Before this summer, when was I last on a plane? 2018 – a disastrous trip to Amsterdam for a friend’s 60th, when I managed to be so ill I barely left the extremely underwhelming hotel room. And before that…can’t remember. We’re campers, so we tend to do a road trip – and don’t get me wrong, I love a road trip.
Back in the day, though, I got a massive thrill from those departure boards. Yes, I was on my way to Dublin, but look – I could be going to Bangkok, or New York, or Melbourne, or Cairo, or, well, anywhere, really. Going There from Here – wow!
I love road signs, too. Not all of them, obviously, but in the south of Spain there’s one that says Seville, Granada, Cordoba – and what could be more redolent of southern Spain? You can smell the oranges on it. It’s a far cry from Manchester, Leeds, Wakefield. Mind you, I’ve just been up to Liverpool and I did enjoy the big signs saying THE NORTH-WEST. And I love the clarity of the MI: THE NORTH. THE SOUTH.
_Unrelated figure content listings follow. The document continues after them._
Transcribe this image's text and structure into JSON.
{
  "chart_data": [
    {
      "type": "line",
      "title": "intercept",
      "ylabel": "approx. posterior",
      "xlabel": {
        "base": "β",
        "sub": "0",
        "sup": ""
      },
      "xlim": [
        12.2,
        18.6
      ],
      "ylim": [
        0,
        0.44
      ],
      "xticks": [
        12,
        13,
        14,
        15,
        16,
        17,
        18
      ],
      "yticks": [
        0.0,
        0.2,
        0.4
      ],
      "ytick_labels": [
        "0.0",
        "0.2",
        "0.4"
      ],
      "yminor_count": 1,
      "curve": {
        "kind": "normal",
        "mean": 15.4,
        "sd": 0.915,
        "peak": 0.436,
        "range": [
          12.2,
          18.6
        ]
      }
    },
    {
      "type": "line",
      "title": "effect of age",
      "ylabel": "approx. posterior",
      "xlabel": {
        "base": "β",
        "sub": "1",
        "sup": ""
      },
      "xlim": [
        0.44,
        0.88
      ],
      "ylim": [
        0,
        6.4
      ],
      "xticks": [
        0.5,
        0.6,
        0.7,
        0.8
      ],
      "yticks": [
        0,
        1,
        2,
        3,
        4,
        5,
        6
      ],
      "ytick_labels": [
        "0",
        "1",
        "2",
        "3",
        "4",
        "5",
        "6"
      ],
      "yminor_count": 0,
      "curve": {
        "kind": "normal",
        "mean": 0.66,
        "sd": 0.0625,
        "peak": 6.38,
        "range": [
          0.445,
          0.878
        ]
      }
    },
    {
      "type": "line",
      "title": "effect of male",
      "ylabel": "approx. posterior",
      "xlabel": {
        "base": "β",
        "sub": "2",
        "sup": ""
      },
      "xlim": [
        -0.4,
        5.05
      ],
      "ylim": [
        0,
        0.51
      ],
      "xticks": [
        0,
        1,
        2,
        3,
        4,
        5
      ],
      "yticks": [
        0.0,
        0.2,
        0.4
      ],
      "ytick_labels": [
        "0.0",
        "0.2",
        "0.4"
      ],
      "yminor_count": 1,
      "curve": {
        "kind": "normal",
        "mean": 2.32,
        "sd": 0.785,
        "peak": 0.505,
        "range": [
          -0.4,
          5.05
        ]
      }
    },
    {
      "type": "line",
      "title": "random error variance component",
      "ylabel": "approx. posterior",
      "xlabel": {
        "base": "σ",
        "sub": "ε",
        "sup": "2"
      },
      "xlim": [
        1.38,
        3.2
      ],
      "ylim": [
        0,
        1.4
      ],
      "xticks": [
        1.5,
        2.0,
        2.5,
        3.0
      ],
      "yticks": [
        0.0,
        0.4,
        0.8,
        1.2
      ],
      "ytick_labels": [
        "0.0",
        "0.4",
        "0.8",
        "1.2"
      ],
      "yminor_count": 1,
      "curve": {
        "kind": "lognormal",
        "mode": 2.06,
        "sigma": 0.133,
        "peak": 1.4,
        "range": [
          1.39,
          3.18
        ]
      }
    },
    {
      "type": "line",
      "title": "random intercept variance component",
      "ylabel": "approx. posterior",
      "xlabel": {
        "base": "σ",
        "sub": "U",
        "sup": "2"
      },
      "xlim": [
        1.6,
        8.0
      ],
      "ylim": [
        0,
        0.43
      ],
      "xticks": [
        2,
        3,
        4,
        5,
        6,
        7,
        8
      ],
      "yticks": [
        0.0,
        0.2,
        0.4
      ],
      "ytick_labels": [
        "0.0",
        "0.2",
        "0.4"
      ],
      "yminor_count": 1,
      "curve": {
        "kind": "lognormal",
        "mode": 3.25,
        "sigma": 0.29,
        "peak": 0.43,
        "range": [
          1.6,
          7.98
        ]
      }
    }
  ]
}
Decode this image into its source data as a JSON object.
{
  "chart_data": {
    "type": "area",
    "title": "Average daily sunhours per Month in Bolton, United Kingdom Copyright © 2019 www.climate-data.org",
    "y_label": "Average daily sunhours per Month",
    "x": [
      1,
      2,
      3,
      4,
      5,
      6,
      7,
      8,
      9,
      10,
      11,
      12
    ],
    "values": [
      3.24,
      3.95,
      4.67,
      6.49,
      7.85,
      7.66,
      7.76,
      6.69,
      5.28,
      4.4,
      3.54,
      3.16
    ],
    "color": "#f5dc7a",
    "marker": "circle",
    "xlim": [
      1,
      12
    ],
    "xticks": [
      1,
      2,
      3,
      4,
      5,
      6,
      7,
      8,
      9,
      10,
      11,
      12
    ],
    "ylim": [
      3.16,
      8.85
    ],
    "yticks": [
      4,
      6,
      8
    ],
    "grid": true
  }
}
What I love here is the possibility. The thought that you could go anywhere. The thought that you could just drive north and north and north, past Yorkshire, past Northumberland, into Scotland, nothing stopping you but the North Sea. And in airports, even the sea doesn’t stop you. You could literally step out of a plane into a different hemisphere, a different continent, a place where you can’t even read the street signs, a city where the streets smell of heat and sesame oil, a city where everyone’s wearing fur-lined boots, a city that has no idea who you are or where you come from.
I missed all that. And I’d become afraid of going too far from home. And then, this summer, we flew to Italy. It was a difficult decision – flying is ecologically unsound, airports are tricky places – and then a stressful one, as we watched footage of people stranded in airports for days on end waiting for flights that had been cancelled and re-cancelled. We’d decided to fly because of the narrow windows between my treatments, and we didn’t want to have swapped days on the road and nights in provincial French hotels for hours sitting on the floor in a crowded airport.
In the end, it was fine. The flights ran smoothly, Italy was…Italy!…you know, amazing food, wonderful wine, fantastic architecture, the whole package – and the departure boards were still there, still magical.